Turn off and remove all existing containers that were started:

sudo docker-compose down

Bring Up the containers in detached mode with the new forwarded ports.

sudo docker-compose up -d

Note: You can substitute 8080, 444 with whichever ports are free on your host. You would now visit https://localhost:444 to visit your project.

Data storage & persistence

Docker containers are stateless by design. In order to persist your data when a container restarts you need to specify the volumes that the container can use to store data. The CHT app stores all its data in the /srv folder. This is the folder that you need to map to your volume before you spin up your containers.

Ideally you should map this folder to a volume that is backed up regularly by your cloud hosting provider.
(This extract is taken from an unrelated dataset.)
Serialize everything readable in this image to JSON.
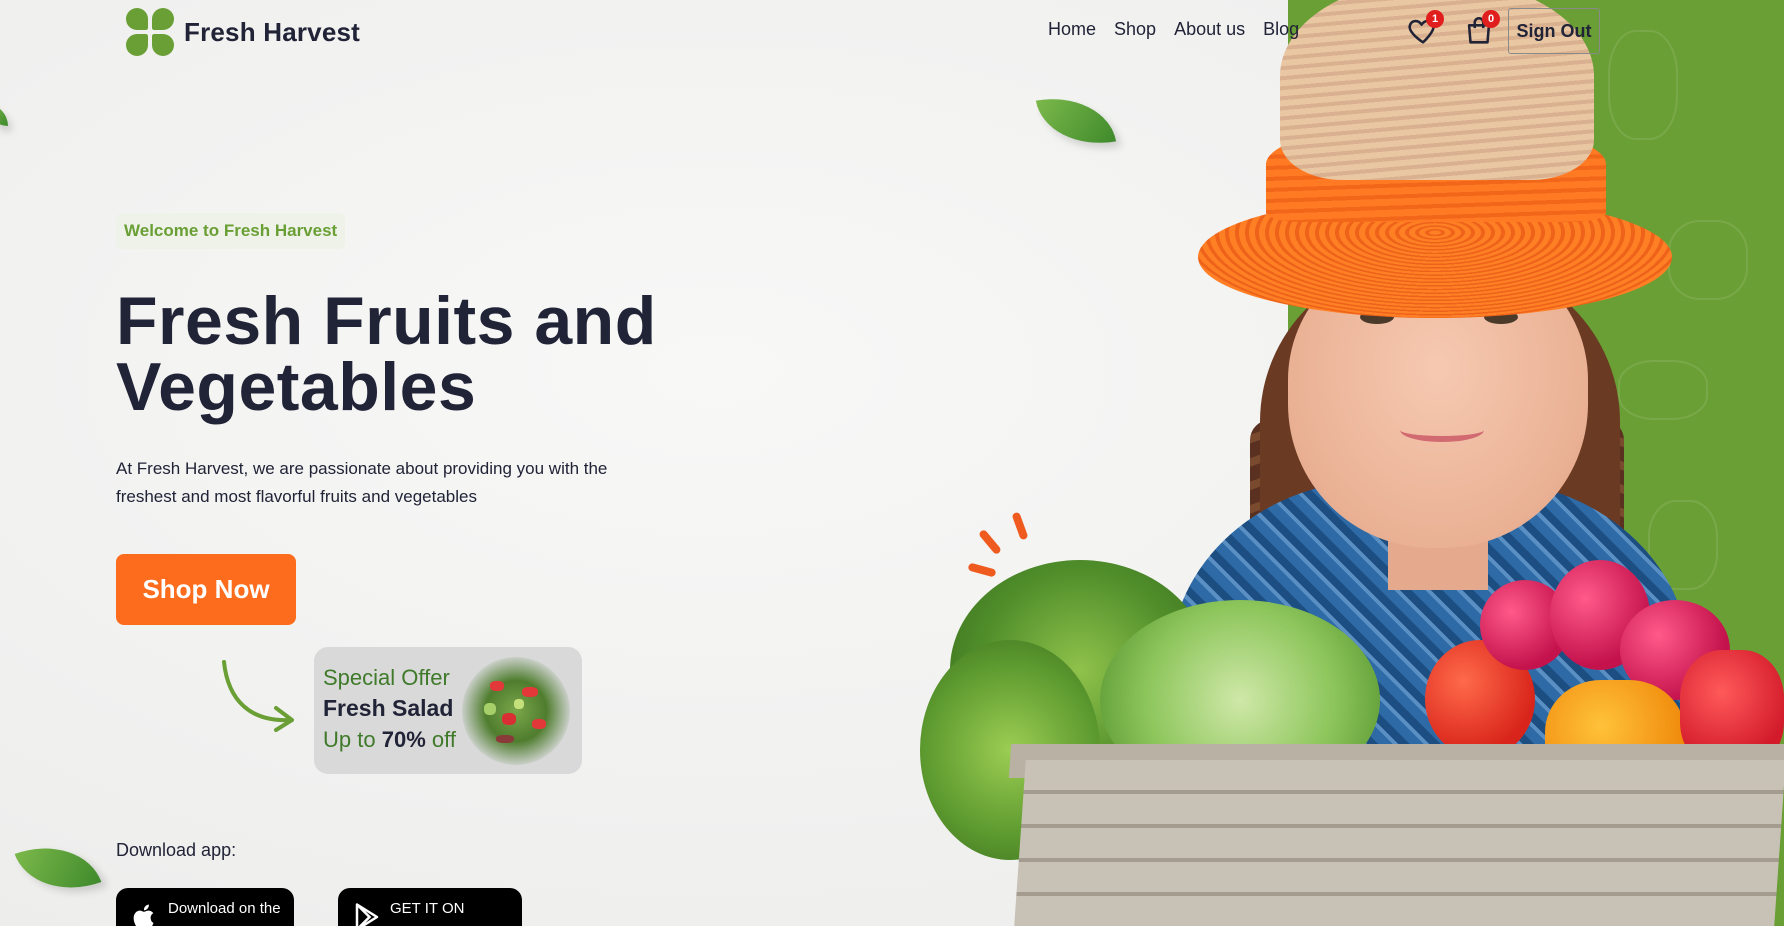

The example below shows how to map this folder in Ubuntu:

  1. Create the /srv folder: sudo mkdir /srv

  2. Mount your volume to this folder: sudo mount /dev/xvdg /srv . The attached volume number varies. Find your volume by running lsblk.

  3. Update your compose file so that the containers store data to this folder

    services:
      medic-os:
        container_name: medic-os
        image: medicmobile/medic-os:cht-3.9.0-rc.2
        volumes:
          - /srv:/srv
    
     ----
     haproxy:
        container_name: haproxy
        image: medicmobile/haproxy:rc-1.17
        volumes:
          - /srv:/srv 
    

Alternatively, can create the /srv folder on any drive with enough space that is regularly backed up. Then map the path to the folder in the compose file like this.

volumes:
      - /path/to/srv:/srv

Be sure to check the available storage space regularly and expand your volume when needed

Backup

Regular backups should be made of the /srv directory to have holistic and easy to restore copies of all important data and the current CHT version installed. To backup just the data and not the CHT, make copies of /srv/storage/medic-core/. This directory includes 4 key sub-directies:

  • ./couchdb
  • ./openssh
  • ./nginx
  • ./passwd

To make backups of just CouchDB data outside of the CHT docker infrastructure, please see CouchDB’s Backup docs for 2.3.1. Please note:

  • CouchDB data files are in /srv/storage/medic-core/couchdb/data in the medic-os container.
  • Backing up via replication is discouraged as restored DBs can cause offline users to restart replication from zero. Use file backups instead.